To obtain and view video faster, Perlmutter demonstrated hardware accelerated video editing using the architecture's dedicated silicon for media processing, which allows users to quickly convert video to other formats.
The 2011 chips also come with Intel Advanced Vector Extensions (AVX). AVX delivers improved performance, rich functionality and the ability to better manage, rearrange and sort data. A new 256-bit instruction set accelerates floating point intensive applications such as digital photo editing and content creation.
Intel's CEO Paul Otellini also today highlighted several trends and technologies that have created a "new marketplace for pervasive computing" that poses engineering challenges that are also opportunities for the high-tech industry.

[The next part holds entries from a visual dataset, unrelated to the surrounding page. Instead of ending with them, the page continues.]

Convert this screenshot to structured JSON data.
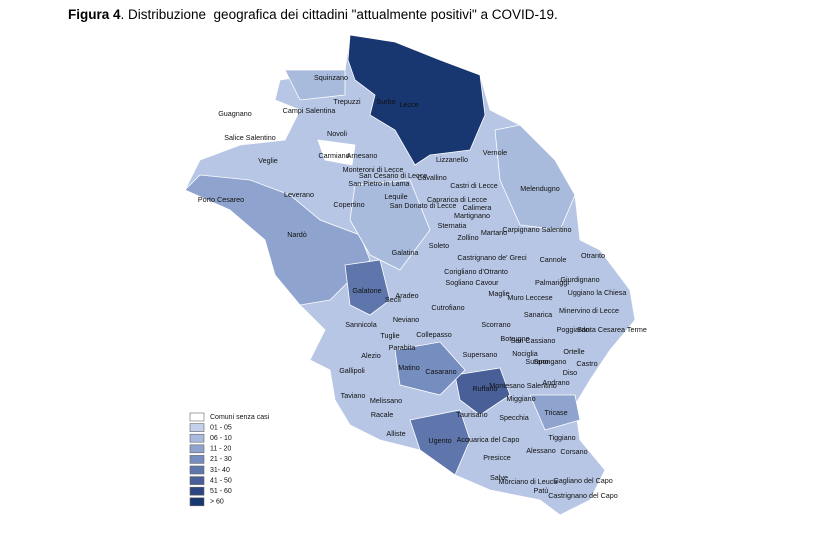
{
  "title": {
    "label": "Figura 4",
    "text": ". Distribuzione  geografica dei cittadini \"attualmente positivi\" a COVID-19."
  },
  "towns": [
    "Squinzano",
    "Trepuzzi",
    "Surbo",
    "Lecce",
    "Campi Salentina",
    "Guagnano",
    "Novoli",
    "Salice Salentino",
    "Veglie",
    "Carmiano",
    "Arnesano",
    "Monteroni di Lecce",
    "San Cesario di Lecce",
    "Lizzanello",
    "Cavallino",
    "Vernole",
    "Leverano",
    "San Pietro in Lama",
    "Castri di Lecce",
    "Melendugno",
    "Porto Cesareo",
    "Copertino",
    "Lequile",
    "Caprarica di Lecce",
    "San Donato di Lecce",
    "Calimera",
    "Martignano",
    "Sternatia",
    "Nardò",
    "Zollino",
    "Soleto",
    "Martano",
    "Carpignano Salentino",
    "Otranto",
    "Galatina",
    "Castrignano de' Greci",
    "Cannole",
    "Corigliano d'Otranto",
    "Sogliano Cavour",
    "Palmariggi",
    "Giurdignano",
    "Muro Leccese",
    "Maglie",
    "Uggiano la Chiesa",
    "Galatone",
    "Aradeo",
    "Seclì",
    "Cutrofiano",
    "Sanarica",
    "Minervino di Lecce",
    "Poggiardo",
    "Santa Cesarea Terme",
    "Neviano",
    "Sannicola",
    "Tuglie",
    "Collepasso",
    "Scorrano",
    "Botrugno",
    "San Cassiano",
    "Nociglia",
    "Supersano",
    "Surano",
    "Parabita",
    "Alezio",
    "Ortelle",
    "Spongano",
    "Castro",
    "Diso",
    "Matino",
    "Casarano",
    "Gallipoli",
    "Andrano",
    "Ruffano",
    "Montesano Salentino",
    "Taviano",
    "Melissano",
    "Miggiano",
    "Racale",
    "Taurisano",
    "Specchia",
    "Tricase",
    "Alliste",
    "Ugento",
    "Acquarica del Capo",
    "Tiggiano",
    "Alessano",
    "Corsano",
    "Presicce",
    "Salve",
    "Morciano di Leuca",
    "Gagliano del Capo",
    "Patù",
    "Castrignano del Capo"
  ],
  "legend": [
    {
      "label": "Comuni senza casi",
      "color": "#ffffff"
    },
    {
      "label": "01 - 05",
      "color": "#c4d1ea"
    },
    {
      "label": "06 - 10",
      "color": "#a9bbdd"
    },
    {
      "label": "11 - 20",
      "color": "#8ea3cd"
    },
    {
      "label": "21 - 30",
      "color": "#768dbf"
    },
    {
      "label": "31- 40",
      "color": "#5e76ac"
    },
    {
      "label": "41 - 50",
      "color": "#485f97"
    },
    {
      "label": "51 - 60",
      "color": "#2c4680"
    },
    {
      "label": "> 60",
      "color": "#183670"
    }
  ]
}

These trends include the proliferation of billions of smarter, Internet-connected devices that include PCs, phones and cars; and how individuals want to move between devices to connect with friends, get information and be entertained. Otellini said people "will choose the device that provides the best experience for any given intended use and that no one device will win."
Intel is positioning itself to advance - and benefit from - this transformation in the computing marketplace. The company is extending its chip design, manufacturing techniques and software expertise to offer more complete hardware and software platforms and related services that deliver energy-efficient performance, security and Internet connectivity across a large, dynamic range of devices.
Intel has made limited investments beyond the PC in recent years. However, it has made nearly $10 billion in acquisitions over the last year - starting with Wind River - to help the company extend its capabilities. Otellini said Intel's recently announced, planned acquisitions of Infineon?s Wireless Solutions Business and McAfee Inc. will enhance the company's ability to deliver products that offer a choice of wireless connections, and more effectively counter the increasingly sophisticated security attacks happening on a broad range of Internet-connected devices. The planned purchase of Texas Instruments' cable modem business will add to Intel's ability to deliver Internet services to consumer electronics devices.
Commenting on the upcoming "Sandy Bridge" chips, Otellini said the 2nd generation of Intel Core processor family will allow PC users to experience several things they couldn't do previously unless they used a high-end desktop computer with a discrete graphics card. He showed someone playing the popular "Sarcragt II:Wings of Liberty" game in rich detail on a 2nd generation Intel Core processor-powered laptop. And the laptop was powerful enough to simultaneously record a HD video of the game play.
The Intel Core processor, Intel Atom processor and Intel software tools are playing a role transforming data centers, the Internet "cloud" and other areas that are being transformed by the proliferation of smarter, Internet-connected devices. Otellini highlighted Intel?s progress in these areas. He also demonstrated several technologies that showed Intel?s computing architecture delivering a consistent and interoperable Internet experience across multiple devices.
Otellini showed two smart TV-enabling products powered by the Intel Atom processor CE4100 and Google TV that will come out this Fall. The Sony Internet TV and the Logitech Revue add-in box combine access to the Internet with the TV viewing experience through the combination of Intel processors and the Google TV Android platform. D-Link, Telecom Italia and several other companies are also expected to launch Intel Atom processor CE4100-based devices soon.
As an example of new ways to connect computing devices, Otellini showed a concept for a hassle-free way to enjoy content stored on a tablet on a big screen TV. The demostrations features an Ontel Atom processor-based development tablet that Intel had slightly modified to work with Intel Wireless Display (WiDi). Currently available in certain laptops and Netgear Push to RV adapter, WiDi utilizes standard WiFi that's become ubiquitous in laptops to connect the PC to an HDTV via a small adapter.